'Yelps of Outrage': White House 'Media Monitor' Helps Carney Staff Push Back Reporters on Their Tweets

May 2nd, 2014 7:42 AM

The White House can play “Twitter police” with the White House press corps. Yahoo White House correspondent Olivier Knox relayed “Reporters who regularly cover Obama have become familiar with seemingly out-of-the-blue emails or telephone calls from officials taking issue with their tweets — often thoughtfully and constructively, sometimes with obscenity-laced yelps of outrage.”
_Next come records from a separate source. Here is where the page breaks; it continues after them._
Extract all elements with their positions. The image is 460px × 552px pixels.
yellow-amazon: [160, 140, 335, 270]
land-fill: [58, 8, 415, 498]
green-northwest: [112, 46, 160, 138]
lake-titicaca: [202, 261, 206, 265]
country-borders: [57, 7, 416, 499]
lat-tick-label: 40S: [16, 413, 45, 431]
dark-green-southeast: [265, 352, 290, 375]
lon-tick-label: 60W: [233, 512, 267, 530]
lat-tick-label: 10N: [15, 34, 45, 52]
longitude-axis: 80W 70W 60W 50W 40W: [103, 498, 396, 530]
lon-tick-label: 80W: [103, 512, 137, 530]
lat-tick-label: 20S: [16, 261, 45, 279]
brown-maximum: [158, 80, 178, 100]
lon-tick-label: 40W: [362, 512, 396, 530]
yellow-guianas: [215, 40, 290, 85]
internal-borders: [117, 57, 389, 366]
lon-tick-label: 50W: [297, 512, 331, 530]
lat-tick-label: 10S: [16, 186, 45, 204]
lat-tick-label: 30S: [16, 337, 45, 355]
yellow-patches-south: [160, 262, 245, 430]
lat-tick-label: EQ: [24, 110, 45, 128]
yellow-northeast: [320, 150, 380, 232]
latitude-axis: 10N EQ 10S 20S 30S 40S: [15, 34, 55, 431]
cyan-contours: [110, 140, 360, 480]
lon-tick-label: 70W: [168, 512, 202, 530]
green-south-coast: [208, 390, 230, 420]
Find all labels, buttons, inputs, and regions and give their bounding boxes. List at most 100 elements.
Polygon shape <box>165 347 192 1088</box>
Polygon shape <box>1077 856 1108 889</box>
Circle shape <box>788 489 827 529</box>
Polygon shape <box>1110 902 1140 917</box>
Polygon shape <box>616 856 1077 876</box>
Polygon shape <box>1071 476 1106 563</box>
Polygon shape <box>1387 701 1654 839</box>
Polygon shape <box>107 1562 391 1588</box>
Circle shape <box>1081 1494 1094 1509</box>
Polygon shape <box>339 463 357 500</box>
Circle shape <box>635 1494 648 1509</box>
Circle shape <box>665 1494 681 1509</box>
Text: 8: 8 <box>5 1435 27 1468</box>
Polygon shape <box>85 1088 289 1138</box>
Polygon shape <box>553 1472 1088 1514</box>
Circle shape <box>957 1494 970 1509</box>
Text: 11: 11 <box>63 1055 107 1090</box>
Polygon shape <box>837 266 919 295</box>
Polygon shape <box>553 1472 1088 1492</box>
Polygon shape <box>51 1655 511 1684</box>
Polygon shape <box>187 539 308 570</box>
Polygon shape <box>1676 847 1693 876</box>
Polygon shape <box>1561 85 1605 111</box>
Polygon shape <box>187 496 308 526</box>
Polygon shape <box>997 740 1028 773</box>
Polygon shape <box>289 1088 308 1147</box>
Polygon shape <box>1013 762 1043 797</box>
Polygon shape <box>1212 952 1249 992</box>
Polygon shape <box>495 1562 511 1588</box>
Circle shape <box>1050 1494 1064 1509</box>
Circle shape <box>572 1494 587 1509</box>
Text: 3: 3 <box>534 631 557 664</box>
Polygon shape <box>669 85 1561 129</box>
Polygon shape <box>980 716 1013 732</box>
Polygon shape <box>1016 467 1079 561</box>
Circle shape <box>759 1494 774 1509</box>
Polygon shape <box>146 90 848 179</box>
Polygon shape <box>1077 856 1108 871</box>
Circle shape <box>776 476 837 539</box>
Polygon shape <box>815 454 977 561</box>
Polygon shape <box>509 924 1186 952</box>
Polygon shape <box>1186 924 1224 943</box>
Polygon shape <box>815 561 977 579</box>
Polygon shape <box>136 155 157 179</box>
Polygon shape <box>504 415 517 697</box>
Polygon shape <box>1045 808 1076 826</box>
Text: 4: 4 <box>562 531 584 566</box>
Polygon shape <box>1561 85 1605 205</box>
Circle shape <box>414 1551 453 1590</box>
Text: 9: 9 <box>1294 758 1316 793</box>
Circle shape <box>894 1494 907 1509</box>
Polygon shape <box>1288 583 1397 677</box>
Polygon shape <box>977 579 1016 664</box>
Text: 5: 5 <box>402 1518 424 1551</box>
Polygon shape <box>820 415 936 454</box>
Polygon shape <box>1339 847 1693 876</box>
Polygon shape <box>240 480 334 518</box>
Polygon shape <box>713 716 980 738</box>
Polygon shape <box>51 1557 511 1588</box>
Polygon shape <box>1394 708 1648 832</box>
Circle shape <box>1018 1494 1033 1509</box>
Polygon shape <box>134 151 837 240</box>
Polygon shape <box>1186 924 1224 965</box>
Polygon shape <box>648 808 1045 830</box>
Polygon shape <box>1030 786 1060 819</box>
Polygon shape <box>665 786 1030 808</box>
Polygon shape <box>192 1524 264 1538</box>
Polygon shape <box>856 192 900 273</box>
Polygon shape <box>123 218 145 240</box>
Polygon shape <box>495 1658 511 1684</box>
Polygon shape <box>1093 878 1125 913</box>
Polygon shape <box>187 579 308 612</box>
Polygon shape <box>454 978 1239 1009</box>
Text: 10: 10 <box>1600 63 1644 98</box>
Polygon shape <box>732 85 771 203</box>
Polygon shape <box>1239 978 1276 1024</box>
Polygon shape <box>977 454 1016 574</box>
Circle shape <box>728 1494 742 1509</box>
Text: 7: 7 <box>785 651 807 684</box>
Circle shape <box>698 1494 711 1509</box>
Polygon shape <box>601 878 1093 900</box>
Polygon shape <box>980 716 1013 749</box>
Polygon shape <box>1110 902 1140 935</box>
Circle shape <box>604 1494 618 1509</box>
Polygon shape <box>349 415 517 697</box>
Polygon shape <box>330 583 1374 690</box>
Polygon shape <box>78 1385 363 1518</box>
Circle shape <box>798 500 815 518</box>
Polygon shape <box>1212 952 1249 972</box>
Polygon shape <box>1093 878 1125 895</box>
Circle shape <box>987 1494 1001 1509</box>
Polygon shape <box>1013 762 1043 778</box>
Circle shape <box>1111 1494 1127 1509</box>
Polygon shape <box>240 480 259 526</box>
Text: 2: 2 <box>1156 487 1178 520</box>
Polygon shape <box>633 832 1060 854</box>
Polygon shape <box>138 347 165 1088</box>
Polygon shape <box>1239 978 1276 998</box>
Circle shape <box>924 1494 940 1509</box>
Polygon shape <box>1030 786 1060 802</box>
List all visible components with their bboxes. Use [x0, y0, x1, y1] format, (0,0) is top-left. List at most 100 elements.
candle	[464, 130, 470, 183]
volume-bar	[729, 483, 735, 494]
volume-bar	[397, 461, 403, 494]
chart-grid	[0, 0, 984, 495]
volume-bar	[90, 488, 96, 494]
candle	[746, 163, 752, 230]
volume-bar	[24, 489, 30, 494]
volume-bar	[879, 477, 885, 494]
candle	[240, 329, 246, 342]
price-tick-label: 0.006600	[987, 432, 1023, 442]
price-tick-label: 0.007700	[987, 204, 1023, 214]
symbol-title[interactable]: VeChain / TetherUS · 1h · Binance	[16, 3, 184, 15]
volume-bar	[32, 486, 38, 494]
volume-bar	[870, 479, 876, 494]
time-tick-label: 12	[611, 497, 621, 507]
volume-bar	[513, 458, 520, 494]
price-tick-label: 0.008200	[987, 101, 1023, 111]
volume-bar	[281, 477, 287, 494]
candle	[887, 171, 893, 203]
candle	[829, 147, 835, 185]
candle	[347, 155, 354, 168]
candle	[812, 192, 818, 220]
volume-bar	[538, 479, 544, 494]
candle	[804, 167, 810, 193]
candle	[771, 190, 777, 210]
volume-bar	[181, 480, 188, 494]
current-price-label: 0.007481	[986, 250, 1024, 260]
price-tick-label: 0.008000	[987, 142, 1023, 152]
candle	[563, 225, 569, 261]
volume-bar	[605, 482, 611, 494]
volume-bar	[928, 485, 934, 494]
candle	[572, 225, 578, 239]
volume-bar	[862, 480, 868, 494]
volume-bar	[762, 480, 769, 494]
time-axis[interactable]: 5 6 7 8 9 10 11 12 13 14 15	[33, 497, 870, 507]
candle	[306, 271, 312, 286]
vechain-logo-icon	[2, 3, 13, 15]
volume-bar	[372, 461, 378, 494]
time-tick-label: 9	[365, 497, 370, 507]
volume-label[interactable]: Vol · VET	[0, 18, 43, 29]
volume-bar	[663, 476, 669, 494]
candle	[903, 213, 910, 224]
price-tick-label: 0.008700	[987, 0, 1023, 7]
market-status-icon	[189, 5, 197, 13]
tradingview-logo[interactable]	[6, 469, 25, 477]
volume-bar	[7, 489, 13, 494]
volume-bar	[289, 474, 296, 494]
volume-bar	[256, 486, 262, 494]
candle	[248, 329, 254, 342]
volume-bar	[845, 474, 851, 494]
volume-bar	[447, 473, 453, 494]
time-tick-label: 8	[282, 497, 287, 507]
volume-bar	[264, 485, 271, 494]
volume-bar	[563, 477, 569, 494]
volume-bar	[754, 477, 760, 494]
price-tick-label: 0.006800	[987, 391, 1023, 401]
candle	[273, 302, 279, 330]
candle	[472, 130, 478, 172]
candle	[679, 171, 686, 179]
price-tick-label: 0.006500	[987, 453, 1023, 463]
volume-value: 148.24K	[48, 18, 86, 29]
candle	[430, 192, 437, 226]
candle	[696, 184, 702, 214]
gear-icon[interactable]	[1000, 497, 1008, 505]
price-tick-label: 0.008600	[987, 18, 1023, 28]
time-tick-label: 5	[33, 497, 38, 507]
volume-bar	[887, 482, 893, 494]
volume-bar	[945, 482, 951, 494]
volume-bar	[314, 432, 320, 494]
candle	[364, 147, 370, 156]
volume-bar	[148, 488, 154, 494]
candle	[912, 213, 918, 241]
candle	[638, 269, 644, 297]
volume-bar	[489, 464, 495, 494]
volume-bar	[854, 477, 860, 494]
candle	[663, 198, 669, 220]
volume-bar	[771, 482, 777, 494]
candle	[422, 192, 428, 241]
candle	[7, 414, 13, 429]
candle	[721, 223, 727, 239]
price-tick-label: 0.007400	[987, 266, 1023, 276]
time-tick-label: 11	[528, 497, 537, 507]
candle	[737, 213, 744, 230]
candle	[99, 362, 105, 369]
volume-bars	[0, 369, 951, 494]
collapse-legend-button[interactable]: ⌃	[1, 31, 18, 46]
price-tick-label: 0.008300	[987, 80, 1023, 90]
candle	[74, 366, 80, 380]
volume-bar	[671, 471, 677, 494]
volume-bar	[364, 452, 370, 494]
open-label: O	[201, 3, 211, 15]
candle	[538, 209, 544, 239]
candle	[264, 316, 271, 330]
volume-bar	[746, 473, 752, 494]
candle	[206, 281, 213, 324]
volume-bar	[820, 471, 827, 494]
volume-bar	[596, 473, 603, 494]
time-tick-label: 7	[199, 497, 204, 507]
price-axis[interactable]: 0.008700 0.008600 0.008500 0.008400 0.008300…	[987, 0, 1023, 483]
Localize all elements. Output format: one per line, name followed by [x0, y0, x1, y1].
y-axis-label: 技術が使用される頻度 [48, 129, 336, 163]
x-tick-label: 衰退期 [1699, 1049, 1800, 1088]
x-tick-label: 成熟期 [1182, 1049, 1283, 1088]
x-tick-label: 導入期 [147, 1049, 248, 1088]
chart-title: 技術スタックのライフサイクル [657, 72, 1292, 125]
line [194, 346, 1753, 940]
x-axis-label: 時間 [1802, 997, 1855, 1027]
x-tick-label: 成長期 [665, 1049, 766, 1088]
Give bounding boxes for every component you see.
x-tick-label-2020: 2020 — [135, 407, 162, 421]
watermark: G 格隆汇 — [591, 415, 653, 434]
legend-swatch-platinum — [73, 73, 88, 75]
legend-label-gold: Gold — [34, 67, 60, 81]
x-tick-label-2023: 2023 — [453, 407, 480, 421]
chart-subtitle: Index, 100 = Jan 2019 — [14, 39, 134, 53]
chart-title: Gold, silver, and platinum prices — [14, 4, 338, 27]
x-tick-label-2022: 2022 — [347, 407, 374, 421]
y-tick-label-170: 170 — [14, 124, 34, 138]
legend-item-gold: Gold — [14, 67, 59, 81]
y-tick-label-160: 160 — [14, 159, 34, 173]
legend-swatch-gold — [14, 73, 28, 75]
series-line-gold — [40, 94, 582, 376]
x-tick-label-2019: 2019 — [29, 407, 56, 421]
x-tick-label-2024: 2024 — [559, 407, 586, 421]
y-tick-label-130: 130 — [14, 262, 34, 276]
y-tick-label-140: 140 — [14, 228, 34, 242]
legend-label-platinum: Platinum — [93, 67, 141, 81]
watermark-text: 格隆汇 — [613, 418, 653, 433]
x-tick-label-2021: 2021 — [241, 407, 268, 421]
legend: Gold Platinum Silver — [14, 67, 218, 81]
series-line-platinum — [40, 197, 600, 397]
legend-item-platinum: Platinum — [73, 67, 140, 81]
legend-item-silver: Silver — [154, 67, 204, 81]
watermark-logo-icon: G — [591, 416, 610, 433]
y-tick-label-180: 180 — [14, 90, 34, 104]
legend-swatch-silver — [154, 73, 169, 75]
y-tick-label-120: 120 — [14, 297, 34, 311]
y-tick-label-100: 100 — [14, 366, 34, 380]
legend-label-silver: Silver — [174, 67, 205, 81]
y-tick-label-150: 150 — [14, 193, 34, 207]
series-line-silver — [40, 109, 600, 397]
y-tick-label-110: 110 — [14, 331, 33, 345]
Even instant critiques of Obama get hammered by the Carney spin patrol. The tweet watcher is 24-year-old Jessica Allen:

Allen, whose official title is “media monitor,” tracks journalists’ tweets and flags them in mass emails that land in the in-boxes of more than 80 Obama aides, including chief of staff Denis McDonough, White House counsel Kathy Ruemmler, press secretary Jay Carney and senior adviser Dan Pfeiffer.....


Including messages about breaking news stories, White House officials say, her daily total runs easily into the hundreds of emails, and many more when the president’s schedule includes a high-profile speech or a press conference.

While White House communications staff track her alerts closely, other officials have been known to route her messages into email folders and check them just a couple of times a day, one Obama aide said.

When Obama faces the media, it’s not uncommon for Allen to send out 10-12 emails, each rounding up five to six tweets just about the president’s opening statement. She will follow up with messages including notable tweets about each question asked and each response.

But it isn’t some scary “Big Brother”-style surveillance of channels designed to be private: Virtually no political reporters treat Twitter as anything but a public space...

Instead, she watches the Twitter feeds of influential reporters for comments the White House might view as inaccurate, incomplete or unfair, as well as clues for what they are reporting and how it might portray the president or the administration.

Knox included a few of his own tweets that drew complaints, including one revealing that White House aides were comparing Obama to JFK.